In einer verzweifelten Lage befindet sich auch der unauffällige Englisch-Professor John Brennan (Russell Crowe) aus Pittsburgh in Paul Haggins Thriller „72 Stunden – The Next Three Days“, nachdem seine Frau Lara (Elizabeth Banks) aus heiterem Himmel wegen Mordes verhaftet wird. Lara soll auf einem Parkplatz ihre Chefin erschlagen haben. Alle Indizien sprechen gegen sie, so Laras Fingerabdrücke auf der Tatwaffe und das Blut des Opfers an ihrem Mantel, das die junge Frau abzuwaschen versuchte. Brennan lässt nichts unversucht, um die Unschuld seiner Frau zu beweisen, während Sohn Luke (Ty Simpkins) immer mehr unter der Trennung leidet. Als jedoch drei Jahre später Lara rechtskräftig zu jahrzehntelanger Haft verurteilt wird und nur knapp einen Selbstmordversuch überlebt, sieht Brennan einen einzigen Ausweg, um die Familie zusammenzuhalten: Er muss sie eigenhändig aus dem Gefängnis befreien.

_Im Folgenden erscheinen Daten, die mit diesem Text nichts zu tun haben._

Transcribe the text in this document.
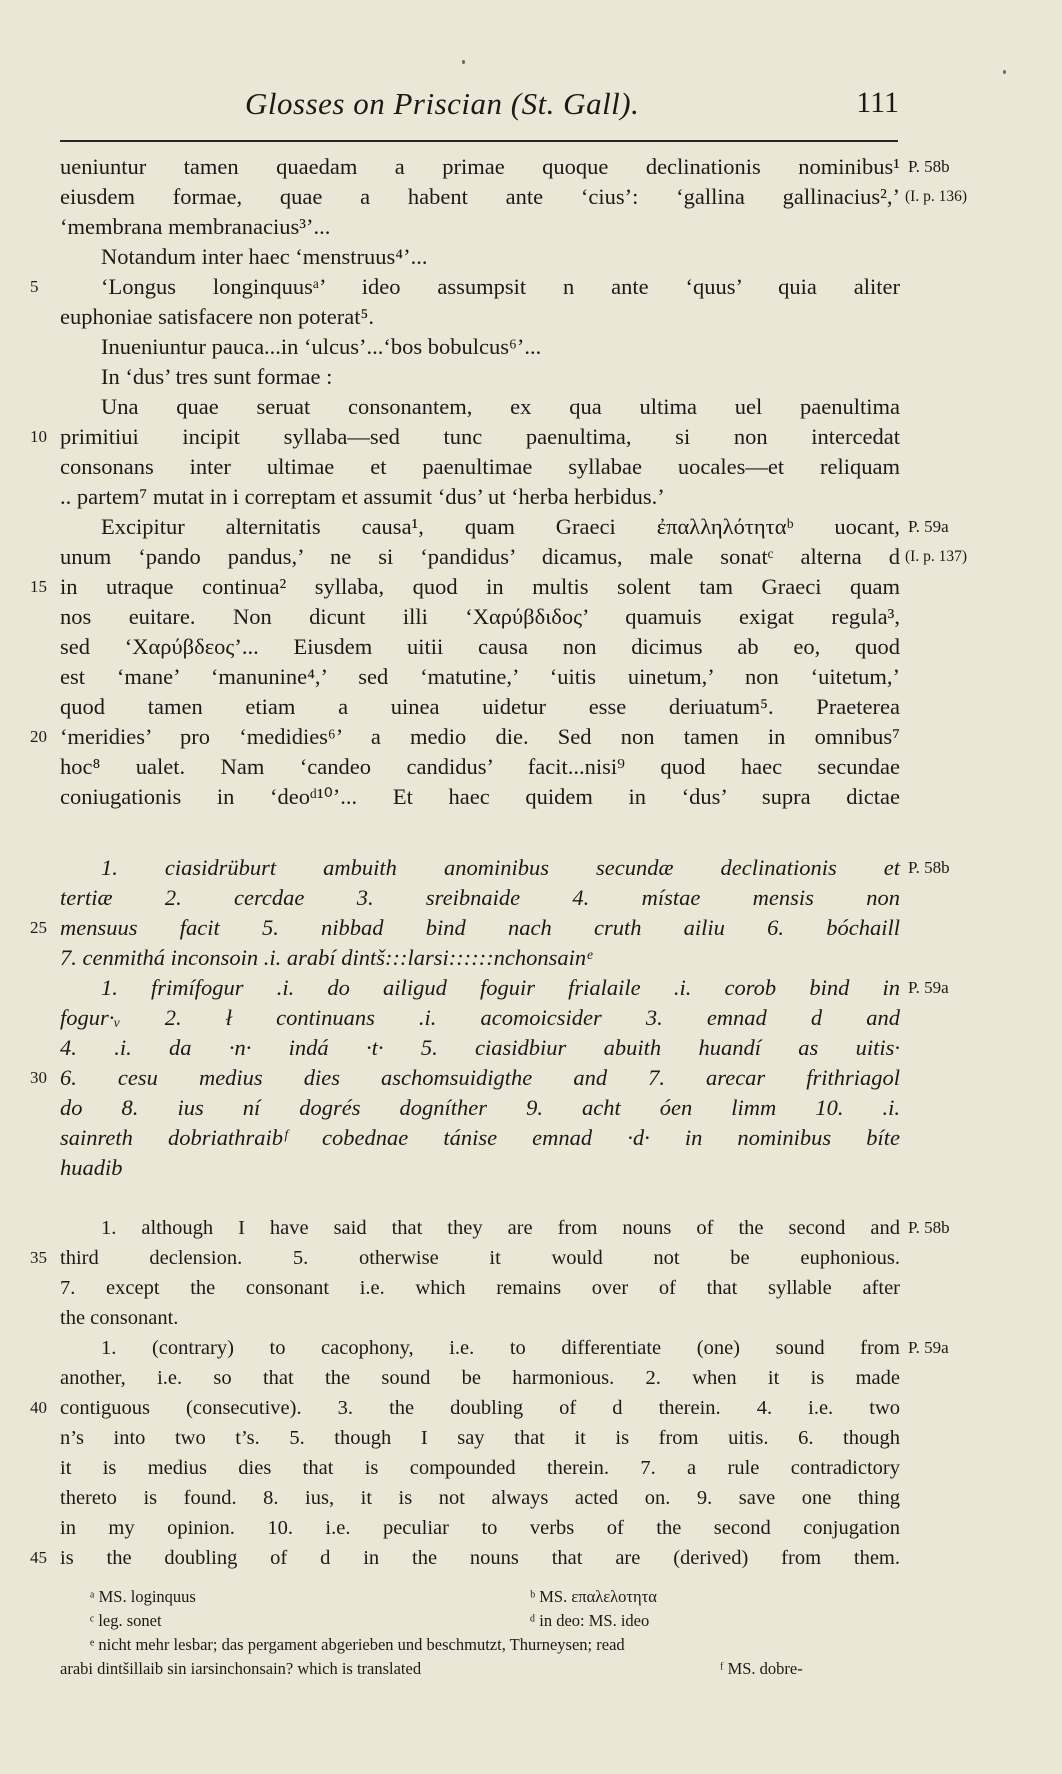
Glosses on Priscian (St. Gall).	111
ueniuntur tamen quaedam a primae quoque declinationis nominibus¹
eiusdem formae, quae a habent ante ‘cius’: ‘gallina gallinacius²,’
‘membrana membranacius³’...
Notandum inter haec ‘menstruus⁴’...
‘Longus longinquusᵃ’ ideo assumpsit n ante ‘quus’ quia aliter
euphoniae satisfacere non poterat⁵.
Inueniuntur pauca...in ‘ulcus’...‘bos bobulcus⁶’...
In ‘dus’ tres sunt formae :
Una quae seruat consonantem, ex qua ultima uel paenultima
primitiui incipit syllaba—sed tunc paenultima, si non intercedat
consonans inter ultimae et paenultimae syllabae uocales—et reliquam
.. partem⁷ mutat in i correptam et assumit ‘dus’ ut ‘herba herbidus.’
Excipitur alternitatis causa¹, quam Graeci ἐπαλληλότηταᵇ uocant,
unum ‘pando pandus,’ ne si ‘pandidus’ dicamus, male sonatᶜ alterna d
in utraque continua² syllaba, quod in multis solent tam Graeci quam
nos euitare. Non dicunt illi ‘Χαρύβδιδος’ quamuis exigat regula³,
sed ‘Χαρύβδεος’... Eiusdem uitii causa non dicimus ab eo, quod
est ‘mane’ ‘manunine⁴,’ sed ‘matutine,’ ‘uitis uinetum,’ non ‘uitetum,’
quod tamen etiam a uinea uidetur esse deriuatum⁵. Praeterea
‘meridies’ pro ‘medidies⁶’ a medio die. Sed non tamen in omnibus⁷
hoc⁸ ualet. Nam ‘candeo candidus’ facit...nisi⁹ quod haec secundae
coniugationis in ‘deoᵈ¹⁰’... Et haec quidem in ‘dus’ supra dictae
1. ciasidrüburt ambuith anominibus secundæ declinationis et
tertiæ 2. cercdae 3. sreibnaide 4. místae mensis non
mensuus facit 5. nibbad bind nach cruth ailiu 6. bóchaill
7. cenmithá inconsoin .i. arabí dintš:::larsi::::::nchonsainᵉ
1. frimífogur .i. do ailigud foguir frialaile .i. corob bind in
fogur·ᵥ 2. ł continuans .i. acomoicsider 3. emnad d and
4. .i. da ·n· indá ·t· 5. ciasidbiur abuith huandí as uitis·
6. cesu medius dies aschomsuidigthe and 7. arecar frithriagol
do 8. ius ní dogrés dogníther 9. acht óen limm 10. .i.
sainreth dobriathraibᶠ cobednae tánise emnad ·d· in nominibus bíte
huadib
1. although I have said that they are from nouns of the second and
third declension. 5. otherwise it would not be euphonious.
7. except the consonant i.e. which remains over of that syllable after
the consonant.
1. (contrary) to cacophony, i.e. to differentiate (one) sound from
another, i.e. so that the sound be harmonious. 2. when it is made
contiguous (consecutive). 3. the doubling of d therein. 4. i.e. two
n’s into two t’s. 5. though I say that it is from uitis. 6. though
it is medius dies that is compounded therein. 7. a rule contradictory
thereto is found. 8. ius, it is not always acted on. 9. save one thing
in my opinion. 10. i.e. peculiar to verbs of the second conjugation
is the doubling of d in the nouns that are (derived) from them.
5
10
15
20
25
30
35
40
45
P. 58b
(I. p. 136)
P. 59a
(I. p. 137)
P. 58b
P. 59a
P. 58b
P. 59a
ᵃ MS. loginquus	ᵇ MS. επαλελοτητα
ᶜ leg. sonet	ᵈ in deo: MS. ideo
ᵉ nicht mehr lesbar; das pergament abgerieben und beschmutzt, Thurneysen; read
arabi dintšillaib sin iarsinchonsain? which is translated	ᶠ MS. dobre-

Wie plant jedoch ein unbescholtener Bürger, der lediglich bei seinen Besuchen mit den Sicherheitsvorkehrungen einer Justizvollzugsanstalt Bekanntschaft gemacht hat, den perfekten Gefängnisausbruch? Über Google lernt Brennan den Ausbrecherkönig Damon Pennington (Liam Neeson) kennen, der in einem Handbuch „Siebenmal aus dem Gefängnis ausgebrochen“ über seine Erfahrungen berichtet. Bei einem konspirativen Treffen erläutert ihm Damon, dass es nicht nur auf die unmittelbare Zeit nach dem womöglich geglückten Ausbruch, sondern ebenso darauf ankommt, sich eine neue Identität zu verschaffen. Also muss der unauffällige Dozent in die Unterwelt hinabsteigen, um an gefälschte Pässe zu kommen – was sich als nicht so einfach herausstellt. Wie für eine wissenschaftliche Arbeit plant John Brennan auf seiner Wohnzimmerwand alle Details. Plötzlich stehen ihm allerdings nur 72 Stunden zur Verfügung, die bleibende Zeit, bis Lara in ein weit entferntes Gefängnis verlegt werden soll. Nun heißt es auf einmal: alles riskieren.

Regisseur Paul Haggis ist vor allem für seine Oscargekrönten Drehbücher für Clint Eastwoods „Million Dollar Baby“ (2004) und für „L.A. Crash“ (2004) bekannt, bei dem er auch Regie führte. Im Gegensatz zu diesen Filmen nimmt sich das von Regisseur Haggis selbst verfasste Drehbuch zu „72 Stunden – The Next Three Days“ jedoch als zu uneinheitlich aus. Die erste Hälfte etabliert nicht nur die Figuren, insbesondere Johns unbedingte Liebe zu seiner Frau und seinen unerschütterlichen Glauben an ihre Unschuld. Sie wird darüber hinaus mit allerlei Details überfrachtet, etwa mit den YouTube-Videos, von denen sich John beispielsweise für das Knacken von Türschlössern mit Hilfe eines Tennisballs Verbrechertipps holt. Je wahrscheinlicher Paul Haggis Johns „Verbrecher-Lehre“ erscheinen lassen will, umso unglaubwürdiger wirkt sie aber. Selbst auf die lange in der Schwebe gehaltene Frage, ob Laura schuldig oder unschuldig ist, fühlt sich der Drehbuchautor und Regisseur genötigt, mittels Rückblenden eine bis ins allerletzte Detail eindeutige Antwort zu geben – was nicht gerade von der Subtilität der Inszenierung zeugt.

Mit dem schleppenden ersten Teil kontrastiert die zweite Filmhälfte, in der „72 Stunden – The Next Three Days“ zu einem adrenalingeladenen Actionthriller wird. Obwohl auch hier teilweise mit unnötigen, unwahrscheinlichen Elementen zusätzlich Spannung erzeugt wird, stellt Paul Haggis unter Beweis, dass er einen Actionfilm handwerklich inszenieren kann: Der von der rastlosen Filmmusik von Danny Elfman und Alberto Iglesias unterstützte, sorgfältige Schnitt lässt einerseits den Zuschauer bei der Parallelmontage den Überblick in keinem Augenblick verlieren, erzeugt andererseits genretypische Spannung, ob das waghalsige Unternehmen gelingen wird.

Trotz logischer Unstimmigkeiten und inszenatorischer Schwächen besticht jedoch in „72 Stunden – The Next Three Days“ das Psychogramm seiner Hauptfigur, die zudem von Russell Crowe mit zurückgenommenem Spiel verkörpert wird. Crowes John Brennan überzeugt als Durchschnittsbürger, der aus Liebe zu seiner Familie über sich hinauswächst, als Jedermann, der es mit seinem unbedingten Willen schafft, aus der auswegslosen Lage herauszubrechen.